Biden disclosure on cancer test undercuts doubts on diagnosis

Joe Biden hadn’t received a commonly used blood test to check for prostate cancer for more than a decade before his recent diagnosis, the former president’s office said Tuesday amid questions about his health while in the White House.

Biden last received a prostate-specific antigen test to screen for prostate cancer in 2014, according to a brief statement.

“Prior to Friday, President Biden had never been diagnosed with prostate cancer,” it said.

The statement came as President Donald Trump and his allies have challenged the timing of the diagnosis, which came as Biden faced questions about his health with the release of a book asserting that aides worked to hide his physical and mental decline while in office.

The announcement that the former president has an aggressive form of prostate cancer, with metastasis to the bone, has shaken Washington as many Democrats grapple with reports of his declining health during his final two years in the White House — and the implications for the 2024 campaign.
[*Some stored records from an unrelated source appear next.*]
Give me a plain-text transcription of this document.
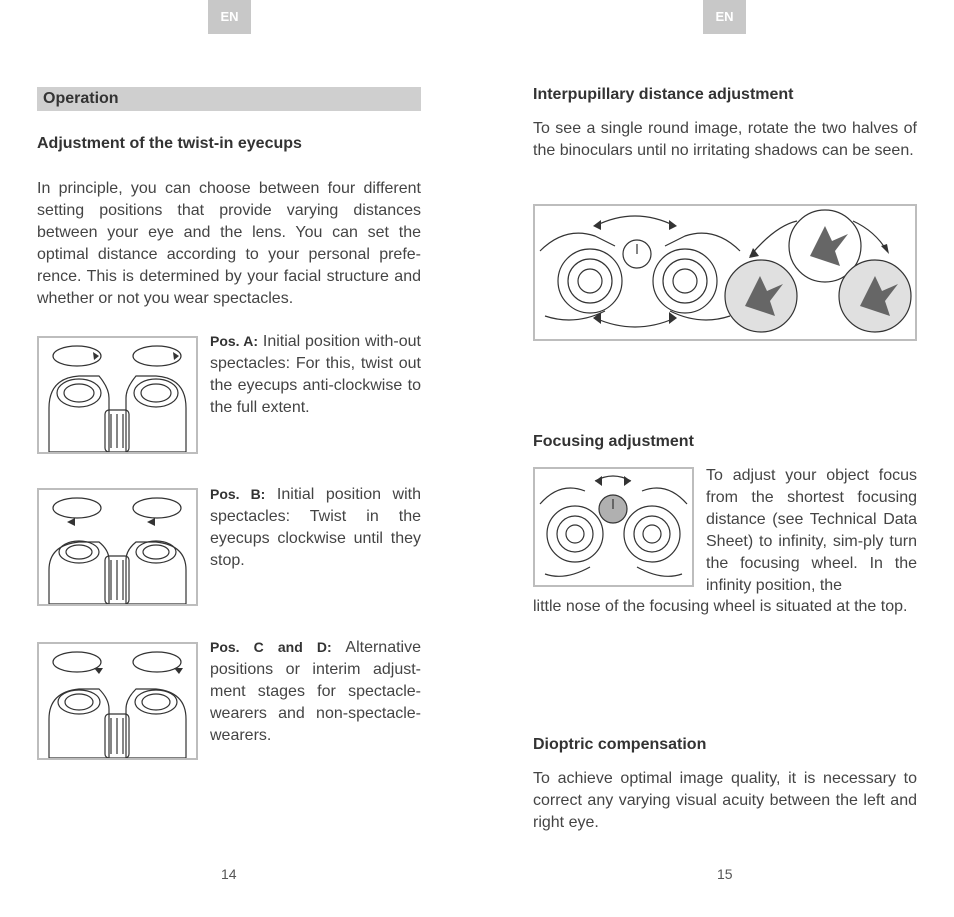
EN
Operation
Adjustment of the twist-in eyecups
In principle, you can choose between four different setting positions that provide varying distances between your eye and the lens. You can set the optimal distance according to your personal prefe-rence. This is determined by your facial structure and whether or not you wear spectacles.
Pos. A: Initial position with-out spectacles: For this, twist out the eyecups anti-clockwise to the full extent.
Pos. B: Initial position with spectacles: Twist in the eyecups clockwise until they stop.
Pos. C and D: Alternative positions or interim adjust-ment stages for spectacle-wearers and non-spectacle-wearers.
14
EN
Interpupillary distance adjustment
To see a single round image, rotate the two halves of the binoculars until no irritating shadows can be seen.
Focusing adjustment
To adjust your object focus from the shortest focusing distance (see Technical Data Sheet) to infinity, sim-ply turn the focusing wheel. In the infinity position, the
little nose of the focusing wheel is situated at the top.
Dioptric compensation
To achieve optimal image quality, it is necessary to correct any varying visual acuity between the left and right eye.
15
Even some allies have questioned how Biden’s doctors failed to spot such a serious condition, even as his annual physicals attracted close scrutiny as president.

Trump seized on the confusion Monday, telling reporters Biden’s cancer should have been flagged earlier and then attacking the former president’s mental acuity.

The U.S. Preventive Services Task Force recommends that men over the age of 70 refrain from routine screening for prostate cancer. The former president was in his early 70s in 2014, in the middle of serving a second term as President Barack Obama’s vice president.